I rarely believe in miracles and pride myself that I am not swayed by people trying to convince me of one either. Stephen King’s book “The Green Mile” is phenomenal, the movie adaptation is even better. Although Frank Darabont doesn’t hit the same crescendo as he attains in The Shawshank Redemption, he doesn’t let you down in this one either. The same jail-like settings apply to this one too, and Darabont was adamant to adapt the book’s story as soon as it released in 1996. 
 
In the movie there is this guy who is abnormally huge and is in death-row for being convicted of raping and murdering two girls, one aged 7 and the other 5. Turns out that this convict has a God-gifted power of healing the sick. He cures the ailing prison guard first {played excellently by Tom Hanks}, then a dead mouse and finally, an estranged women dying a painful death from terminal cancer. What strikes you in the end isn’t the miracles performed, but the result or the scars it leaves on Peter Edgecomb {Hanks}. When he narrates this story to a colleague in an old-age home, he claims to be 104 and still waiting to die. He has seen his family die before his eyes and has to live with the pain of an agonisingly long life each day.
 
Sometimes I feel how difficult it must have been for him, to wake up and expect death, only to be cheated. We quibble that we do not want to die and how scared it makes us feel to even think about it.
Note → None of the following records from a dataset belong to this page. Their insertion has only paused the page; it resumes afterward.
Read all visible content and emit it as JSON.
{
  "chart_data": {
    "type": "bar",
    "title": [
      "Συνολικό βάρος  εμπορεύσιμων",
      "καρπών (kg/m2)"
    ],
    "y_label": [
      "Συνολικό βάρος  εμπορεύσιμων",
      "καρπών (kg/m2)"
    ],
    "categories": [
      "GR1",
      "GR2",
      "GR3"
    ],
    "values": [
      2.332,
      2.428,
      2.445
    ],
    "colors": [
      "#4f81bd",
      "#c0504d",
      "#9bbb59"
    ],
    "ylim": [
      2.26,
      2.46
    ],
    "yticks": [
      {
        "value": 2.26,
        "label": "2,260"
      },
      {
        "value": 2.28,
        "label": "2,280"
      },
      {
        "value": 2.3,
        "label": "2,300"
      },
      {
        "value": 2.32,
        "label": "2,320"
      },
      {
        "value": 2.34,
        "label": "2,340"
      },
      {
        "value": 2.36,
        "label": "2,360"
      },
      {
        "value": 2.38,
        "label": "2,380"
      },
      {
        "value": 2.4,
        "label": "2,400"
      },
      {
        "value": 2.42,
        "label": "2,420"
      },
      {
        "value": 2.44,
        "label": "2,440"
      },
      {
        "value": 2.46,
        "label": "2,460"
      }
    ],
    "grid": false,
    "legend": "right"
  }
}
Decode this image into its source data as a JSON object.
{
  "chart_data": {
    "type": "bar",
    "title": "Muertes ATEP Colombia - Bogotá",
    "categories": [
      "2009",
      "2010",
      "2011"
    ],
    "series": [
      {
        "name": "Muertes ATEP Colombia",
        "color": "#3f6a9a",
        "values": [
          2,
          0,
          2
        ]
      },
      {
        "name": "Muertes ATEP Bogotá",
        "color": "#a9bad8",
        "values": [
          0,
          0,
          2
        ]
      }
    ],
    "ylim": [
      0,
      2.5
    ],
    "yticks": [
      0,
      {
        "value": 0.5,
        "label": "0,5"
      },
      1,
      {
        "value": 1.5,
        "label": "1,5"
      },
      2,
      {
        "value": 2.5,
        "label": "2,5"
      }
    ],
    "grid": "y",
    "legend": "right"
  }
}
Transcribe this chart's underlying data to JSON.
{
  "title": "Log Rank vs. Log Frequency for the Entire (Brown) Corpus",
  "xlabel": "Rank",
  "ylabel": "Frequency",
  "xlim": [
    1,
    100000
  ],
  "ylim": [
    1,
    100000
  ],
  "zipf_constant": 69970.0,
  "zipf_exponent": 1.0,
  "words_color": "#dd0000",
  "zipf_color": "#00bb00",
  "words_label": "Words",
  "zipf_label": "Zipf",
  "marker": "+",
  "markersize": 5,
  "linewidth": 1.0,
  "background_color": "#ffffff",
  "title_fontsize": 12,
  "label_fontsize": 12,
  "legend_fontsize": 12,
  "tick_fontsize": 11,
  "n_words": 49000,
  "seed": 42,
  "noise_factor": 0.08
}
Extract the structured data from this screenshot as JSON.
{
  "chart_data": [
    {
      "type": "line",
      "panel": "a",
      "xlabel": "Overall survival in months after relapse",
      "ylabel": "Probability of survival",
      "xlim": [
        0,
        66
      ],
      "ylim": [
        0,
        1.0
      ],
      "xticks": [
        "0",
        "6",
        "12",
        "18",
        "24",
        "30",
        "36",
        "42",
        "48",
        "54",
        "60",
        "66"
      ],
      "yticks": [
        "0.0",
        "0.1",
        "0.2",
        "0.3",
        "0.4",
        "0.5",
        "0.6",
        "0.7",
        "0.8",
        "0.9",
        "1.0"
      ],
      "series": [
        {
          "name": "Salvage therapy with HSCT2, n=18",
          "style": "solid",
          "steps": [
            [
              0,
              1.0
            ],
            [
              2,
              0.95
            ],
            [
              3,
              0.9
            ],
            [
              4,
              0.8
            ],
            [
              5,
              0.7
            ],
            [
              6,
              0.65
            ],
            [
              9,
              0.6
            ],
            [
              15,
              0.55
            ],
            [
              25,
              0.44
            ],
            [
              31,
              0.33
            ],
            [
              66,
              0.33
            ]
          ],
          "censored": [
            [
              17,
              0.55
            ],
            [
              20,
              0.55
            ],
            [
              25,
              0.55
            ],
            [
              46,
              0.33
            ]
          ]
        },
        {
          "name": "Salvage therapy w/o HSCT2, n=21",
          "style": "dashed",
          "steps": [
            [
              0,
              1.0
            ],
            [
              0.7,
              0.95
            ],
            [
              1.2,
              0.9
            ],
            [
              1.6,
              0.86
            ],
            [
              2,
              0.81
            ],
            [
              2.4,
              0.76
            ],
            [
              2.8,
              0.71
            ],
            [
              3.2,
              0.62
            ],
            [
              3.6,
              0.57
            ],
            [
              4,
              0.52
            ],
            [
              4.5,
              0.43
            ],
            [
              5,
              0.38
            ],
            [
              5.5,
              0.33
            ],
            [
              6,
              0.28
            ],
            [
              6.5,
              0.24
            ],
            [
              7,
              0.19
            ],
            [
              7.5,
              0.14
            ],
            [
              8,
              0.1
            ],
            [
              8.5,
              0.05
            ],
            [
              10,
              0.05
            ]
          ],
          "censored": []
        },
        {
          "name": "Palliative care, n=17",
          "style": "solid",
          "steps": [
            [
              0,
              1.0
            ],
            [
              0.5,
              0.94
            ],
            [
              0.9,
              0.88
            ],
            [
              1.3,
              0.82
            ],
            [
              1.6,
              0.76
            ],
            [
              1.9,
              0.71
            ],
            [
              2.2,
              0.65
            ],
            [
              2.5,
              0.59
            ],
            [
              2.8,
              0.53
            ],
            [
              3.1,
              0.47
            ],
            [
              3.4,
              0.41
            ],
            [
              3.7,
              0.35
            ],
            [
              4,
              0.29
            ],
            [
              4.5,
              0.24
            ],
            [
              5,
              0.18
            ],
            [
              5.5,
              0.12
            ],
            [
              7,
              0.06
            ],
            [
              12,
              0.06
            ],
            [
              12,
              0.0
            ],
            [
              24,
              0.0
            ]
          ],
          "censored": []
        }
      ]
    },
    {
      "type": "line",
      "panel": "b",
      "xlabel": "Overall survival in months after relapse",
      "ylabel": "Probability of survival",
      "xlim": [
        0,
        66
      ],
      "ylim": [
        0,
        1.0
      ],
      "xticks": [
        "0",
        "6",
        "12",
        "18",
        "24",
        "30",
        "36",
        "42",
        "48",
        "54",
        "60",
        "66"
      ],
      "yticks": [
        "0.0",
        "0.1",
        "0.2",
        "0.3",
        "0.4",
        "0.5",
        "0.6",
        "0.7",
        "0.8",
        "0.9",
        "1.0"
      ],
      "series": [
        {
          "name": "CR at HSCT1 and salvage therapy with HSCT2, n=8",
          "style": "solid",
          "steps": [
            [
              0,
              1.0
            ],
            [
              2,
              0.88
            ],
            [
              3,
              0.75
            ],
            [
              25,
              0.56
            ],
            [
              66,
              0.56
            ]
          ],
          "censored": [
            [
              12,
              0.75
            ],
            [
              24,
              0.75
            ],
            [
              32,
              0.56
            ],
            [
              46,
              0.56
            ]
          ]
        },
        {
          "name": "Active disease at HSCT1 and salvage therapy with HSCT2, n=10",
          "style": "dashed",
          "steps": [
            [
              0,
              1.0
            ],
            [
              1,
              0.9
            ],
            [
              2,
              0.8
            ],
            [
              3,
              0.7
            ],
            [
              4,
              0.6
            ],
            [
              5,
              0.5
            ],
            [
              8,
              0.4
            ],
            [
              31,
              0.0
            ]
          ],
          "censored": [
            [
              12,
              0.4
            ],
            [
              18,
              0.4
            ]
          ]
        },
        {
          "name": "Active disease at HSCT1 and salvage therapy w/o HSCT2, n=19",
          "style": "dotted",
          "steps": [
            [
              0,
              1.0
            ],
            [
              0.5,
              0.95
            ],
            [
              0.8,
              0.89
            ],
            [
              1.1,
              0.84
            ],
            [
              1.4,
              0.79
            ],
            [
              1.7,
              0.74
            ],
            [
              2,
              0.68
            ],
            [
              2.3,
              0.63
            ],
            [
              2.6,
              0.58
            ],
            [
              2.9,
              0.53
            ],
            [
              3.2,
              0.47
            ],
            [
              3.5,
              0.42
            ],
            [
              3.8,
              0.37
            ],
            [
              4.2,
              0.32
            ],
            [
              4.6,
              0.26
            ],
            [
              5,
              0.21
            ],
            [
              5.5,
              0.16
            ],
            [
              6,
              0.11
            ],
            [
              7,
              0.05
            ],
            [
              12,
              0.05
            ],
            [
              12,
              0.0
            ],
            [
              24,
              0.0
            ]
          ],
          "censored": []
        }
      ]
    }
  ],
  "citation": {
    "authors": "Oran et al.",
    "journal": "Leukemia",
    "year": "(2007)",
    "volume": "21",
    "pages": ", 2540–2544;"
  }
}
I guess there comes a certain time in our lives when we decide that we cannot or do not want to live anymore. Every day becomes a burden, every day reminds us of a haunting past that refuses to perish away, and every tomorrow seems a nightmare, where more close ones will die before us.
 
I may not understand the human element of a miracle, but this movie gave me something to take back. Miracles happen every day. We survive countless deathly encounters and are never even aware of how fortunate we are. A bus may trample us or a boulder may squish us to pulp. Heck, we might slip and fall in our bathroom! We must be grateful for each day we live, grateful that we have other comforts that people in war zones or areas plagued by disease don’t have. Life in itself is a miracle. Pity, we often are late to recognize it. The clock is ticking. The sands of time fly.